Dengue prevention stifled by coronavirus

Many countries are struggling to deal with dengue fever at the same time as coronavirus.
Many countries are struggling to deal with dengue fever at the same time as coronavirus.

Government efforts to stop the global spread of the coronavirus have had another unwanted side-effect - hampering the control of dengue fever.

Southeast Asian countries like Singapore and Indonesia have dealt with concurrent outbreaks of dengue and coronavirus this year. In Brazil, where there are over 1.6 million COVID-19 infections, at least 1.1 million cases of dengue have been reported, with nearly 400 deaths, according to the Pan American Health Organisation.

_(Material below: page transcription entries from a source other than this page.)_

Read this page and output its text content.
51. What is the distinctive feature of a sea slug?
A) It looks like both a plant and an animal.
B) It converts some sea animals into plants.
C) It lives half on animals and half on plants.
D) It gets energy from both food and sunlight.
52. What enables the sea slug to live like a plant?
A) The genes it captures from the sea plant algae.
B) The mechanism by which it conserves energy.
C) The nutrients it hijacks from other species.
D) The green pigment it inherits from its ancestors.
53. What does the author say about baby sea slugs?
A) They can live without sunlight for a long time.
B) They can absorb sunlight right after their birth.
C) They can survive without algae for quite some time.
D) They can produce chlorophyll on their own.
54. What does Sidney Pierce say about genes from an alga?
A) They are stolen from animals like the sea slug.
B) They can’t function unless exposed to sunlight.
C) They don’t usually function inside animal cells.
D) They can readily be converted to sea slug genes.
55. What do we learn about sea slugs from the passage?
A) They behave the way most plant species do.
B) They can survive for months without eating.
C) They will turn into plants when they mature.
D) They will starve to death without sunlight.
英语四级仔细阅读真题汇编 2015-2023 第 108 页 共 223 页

Dengue cases are likely to rise soon with the start of seasonal rains in Latin American countries like Cuba, Chile and Costa Rica, as well as the South Asian countries of India and Pakistan.

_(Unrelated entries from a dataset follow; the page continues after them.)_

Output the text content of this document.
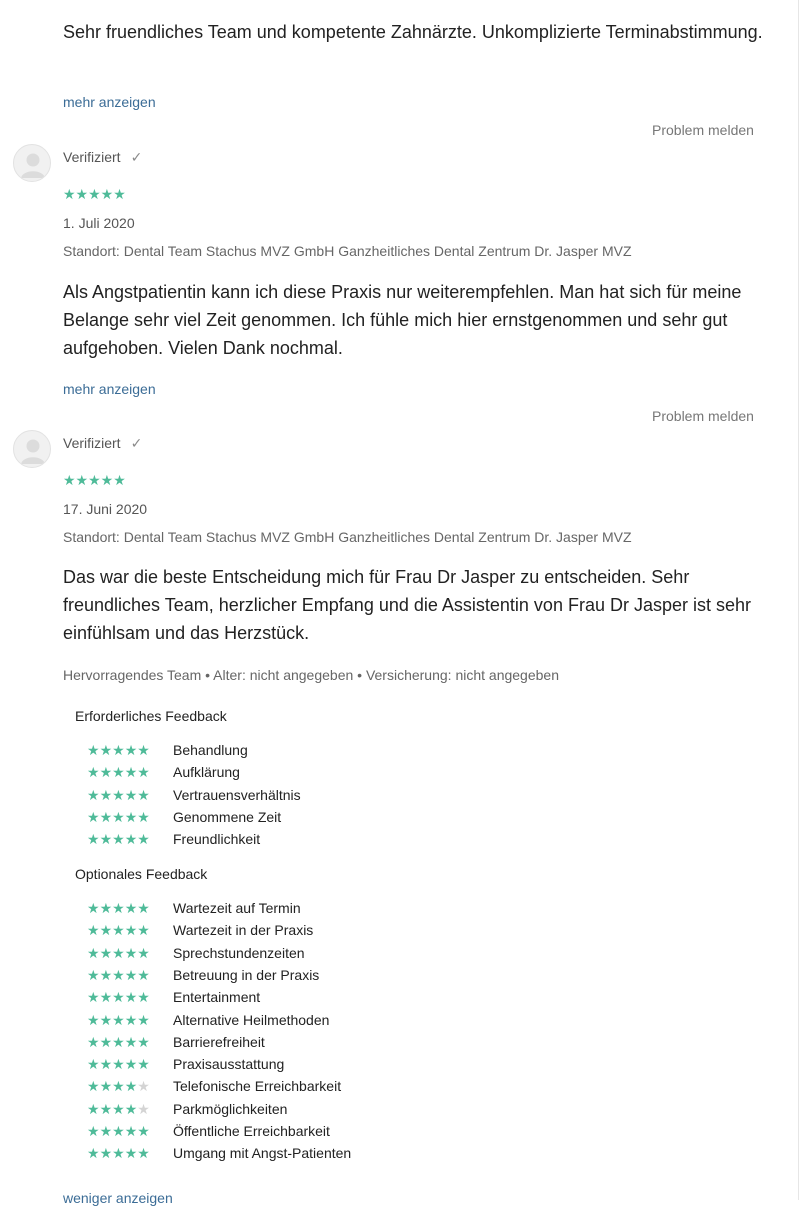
Sehr fruendliches Team und kompetente Zahnärzte. Unkomplizierte Terminabstimmung.
mehr anzeigen
Problem melden
Verifiziert ✓
★★★★★
1. Juli 2020
Standort: Dental Team Stachus MVZ GmbH Ganzheitliches Dental Zentrum Dr. Jasper MVZ
Als Angstpatientin kann ich diese Praxis nur weiterempfehlen. Man hat sich für meine Belange sehr viel Zeit genommen. Ich fühle mich hier ernstgenommen und sehr gut aufgehoben. Vielen Dank nochmal.
mehr anzeigen
Problem melden
Verifiziert ✓
★★★★★
17. Juni 2020
Standort: Dental Team Stachus MVZ GmbH Ganzheitliches Dental Zentrum Dr. Jasper MVZ
Das war die beste Entscheidung mich für Frau Dr Jasper zu entscheiden. Sehr freundliches Team, herzlicher Empfang und die Assistentin von Frau Dr Jasper ist sehr einfühlsam und das Herzstück.
Hervorragendes Team • Alter: nicht angegeben • Versicherung: nicht angegeben
Erforderliches Feedback
★★★★★ Behandlung
★★★★★ Aufklärung
★★★★★ Vertrauensverhältnis
★★★★★ Genommene Zeit
★★★★★ Freundlichkeit
Optionales Feedback
★★★★★ Wartezeit auf Termin
★★★★★ Wartezeit in der Praxis
★★★★★ Sprechstundenzeiten
★★★★★ Betreuung in der Praxis
★★★★★ Entertainment
★★★★★ Alternative Heilmethoden
★★★★★ Barrierefreiheit
★★★★★ Praxisausstattung
★★★★★ Telefonische Erreichbarkeit
★★★★★ Parkmöglichkeiten
★★★★★ Öffentliche Erreichbarkeit
★★★★★ Umgang mit Angst-Patienten
weniger anzeigen
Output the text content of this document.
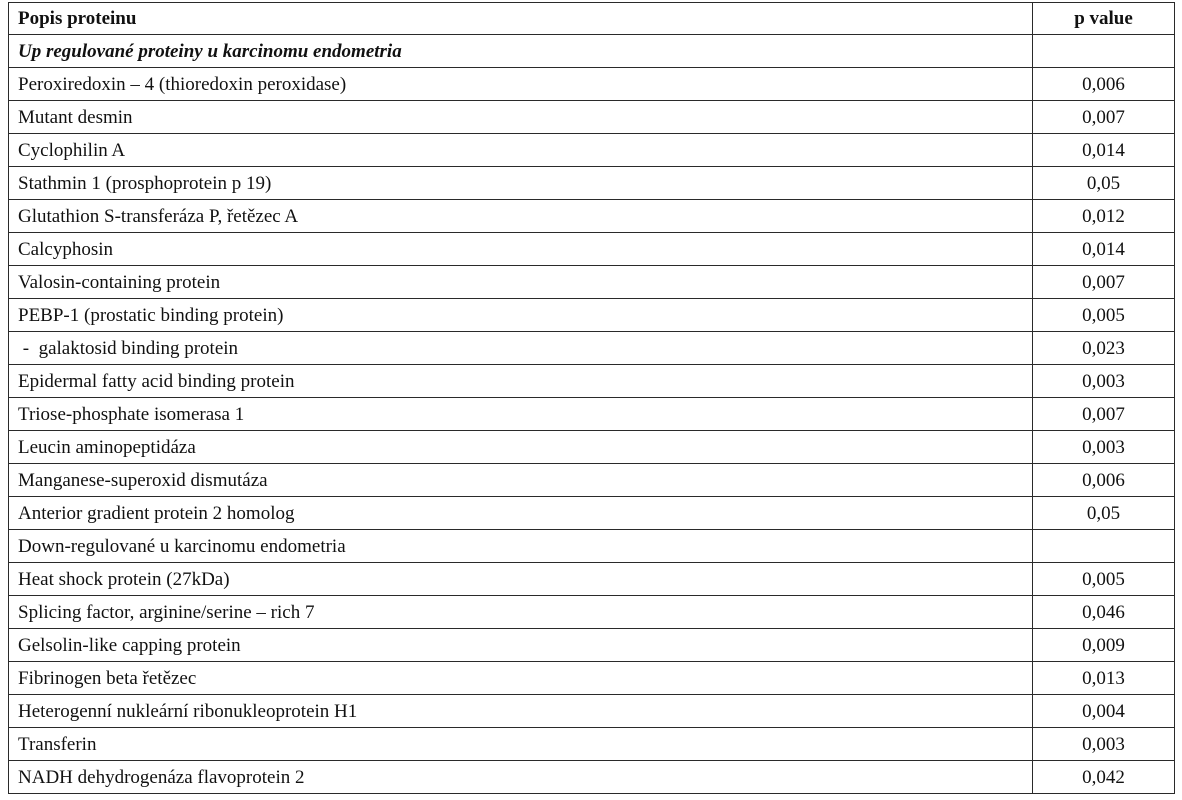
Popis proteinu	p value
Up regulované proteiny u karcinomu endometria	
Peroxiredoxin – 4 (thioredoxin peroxidase)	0,006
Mutant desmin	0,007
Cyclophilin A	0,014
Stathmin 1 (prosphoprotein p 19)	0,05
Glutathion S-transferáza P, řetězec A	0,012
Calcyphosin	0,014
Valosin-containing protein	0,007
PEBP-1 (prostatic binding protein)	0,005
-  galaktosid binding protein	0,023
Epidermal fatty acid binding protein	0,003
Triose-phosphate isomerasa 1	0,007
Leucin aminopeptidáza	0,003
Manganese-superoxid dismutáza	0,006
Anterior gradient protein 2 homolog	0,05
Down-regulované u karcinomu endometria	
Heat shock protein (27kDa)	0,005
Splicing factor, arginine/serine – rich 7	0,046
Gelsolin-like capping protein	0,009
Fibrinogen beta řetězec	0,013
Heterogenní nukleární ribonukleoprotein H1	0,004
Transferin	0,003
NADH dehydrogenáza flavoprotein 2	0,042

The mosquito-borne disease typically isn't fatal, but severe cases may require hospitalisation. It's also known as "breakbone fever" for its severely painful symptoms.

Prevention efforts targeted at destroying mosquito-breeding sites such as trash and old tires holding stagnant water are still the best ways to curb the spread of the disease. But coronavirus lockdowns and other restrictions have meant that these efforts have been reduced or stopped altogether in many countries.

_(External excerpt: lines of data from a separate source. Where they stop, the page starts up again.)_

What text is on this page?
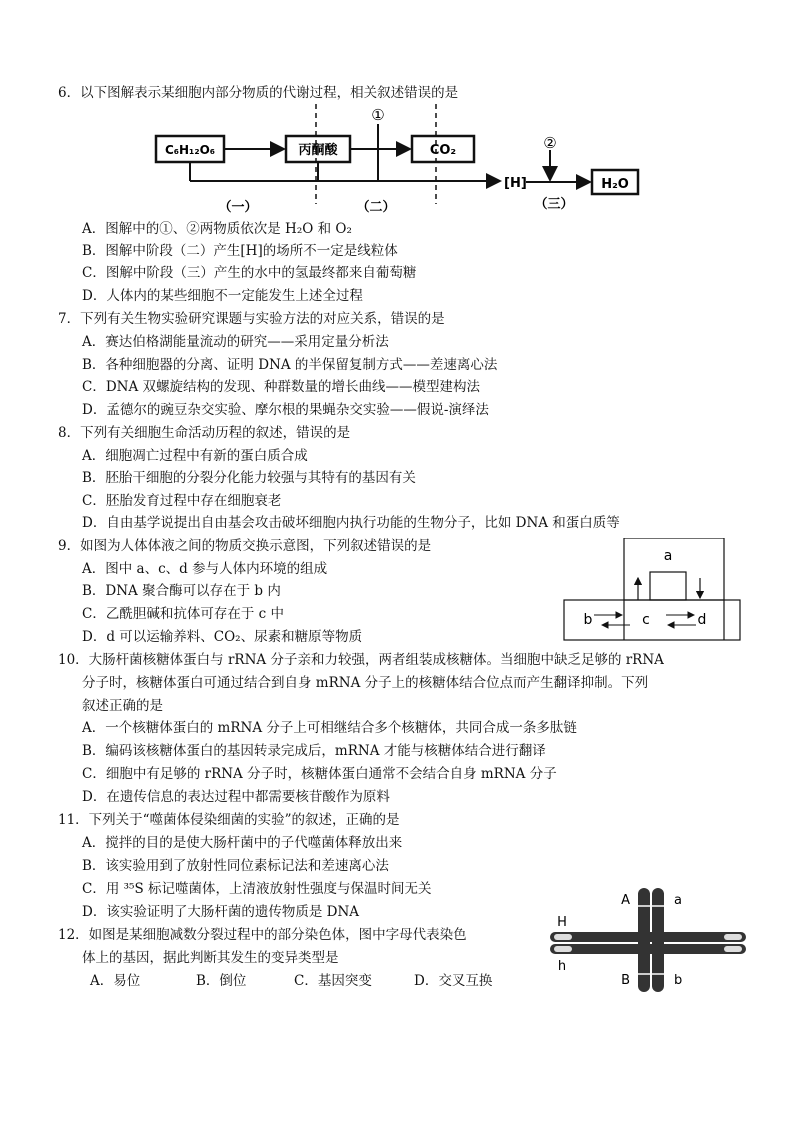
6．以下图解表示某细胞内部分物质的代谢过程，相关叙述错误的是
C₆H₁₂O₆	丙酮酸	CO₂
H₂O
[H]
①
②
（一）	（二）	（三）
A．图解中的①、②两物质依次是 H₂O 和 O₂
B．图解中阶段（二）产生[H]的场所不一定是线粒体
C．图解中阶段（三）产生的水中的氢最终都来自葡萄糖
D．人体内的某些细胞不一定能发生上述全过程
7．下列有关生物实验研究课题与实验方法的对应关系，错误的是
A．赛达伯格湖能量流动的研究——采用定量分析法
B．各种细胞器的分离、证明 DNA 的半保留复制方式——差速离心法
C．DNA 双螺旋结构的发现、种群数量的增长曲线——模型建构法
D．孟德尔的豌豆杂交实验、摩尔根的果蝇杂交实验——假说-演绎法
8．下列有关细胞生命活动历程的叙述，错误的是
A．细胞凋亡过程中有新的蛋白质合成
B．胚胎干细胞的分裂分化能力较强与其特有的基因有关
C．胚胎发育过程中存在细胞衰老
D．自由基学说提出自由基会攻击破坏细胞内执行功能的生物分子，比如 DNA 和蛋白质等
9．如图为人体体液之间的物质交换示意图，下列叙述错误的是
A．图中 a、c、d 参与人体内环境的组成
B．DNA 聚合酶可以存在于 b 内
C．乙酰胆碱和抗体可存在于 c 中
D．d 可以运输养料、CO₂、尿素和糖原等物质
a
b	c	d
10．大肠杆菌核糖体蛋白与 rRNA 分子亲和力较强，两者组装成核糖体。当细胞中缺乏足够的 rRNA
分子时，核糖体蛋白可通过结合到自身 mRNA 分子上的核糖体结合位点而产生翻译抑制。下列
叙述正确的是
A．一个核糖体蛋白的 mRNA 分子上可相继结合多个核糖体，共同合成一条多肽链
B．编码该核糖体蛋白的基因转录完成后，mRNA 才能与核糖体结合进行翻译
C．细胞中有足够的 rRNA 分子时，核糖体蛋白通常不会结合自身 mRNA 分子
D．在遗传信息的表达过程中都需要核苷酸作为原料
11．下列关于“噬菌体侵染细菌的实验”的叙述，正确的是
A．搅拌的目的是使大肠杆菌中的子代噬菌体释放出来
B．该实验用到了放射性同位素标记法和差速离心法
C．用 ³⁵S 标记噬菌体，上清液放射性强度与保温时间无关
D．该实验证明了大肠杆菌的遗传物质是 DNA
12．如图是某细胞减数分裂过程中的部分染色体，图中字母代表染色
体上的基因，据此判断其发生的变异类型是
A．易位	B．倒位	C．基因突变	D．交叉互换
A	a
B	b
H
h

Experts say disrupting such prevention efforts is ominous for the global battle against dengue.

The World Health Organisation says 2019 was the worst year on record for dengue cases, with every region affected, and some countries hit for the first time.

Aedes aegypti, the mosquito that spreads dengue, is most prevalent in cities, and experts warn that increased urbanisation and warming temperatures due to climate change means that its range will keep increasing.

Staying home -- one way to slow outbreaks of COVID-19, especially in cities -- poses greater risks for spreading dengue, said Singapore's National Environment Agency. That's because the Aedes mosquito bites during the day, and with more people staying home, where mosquito populations are high, the more likely they are to be bitten.

The NEA says the number of cases this year is expected to exceed the 22,170 cases reported in 2013, which at the time was the largest dengue outbreak in Singapore's history.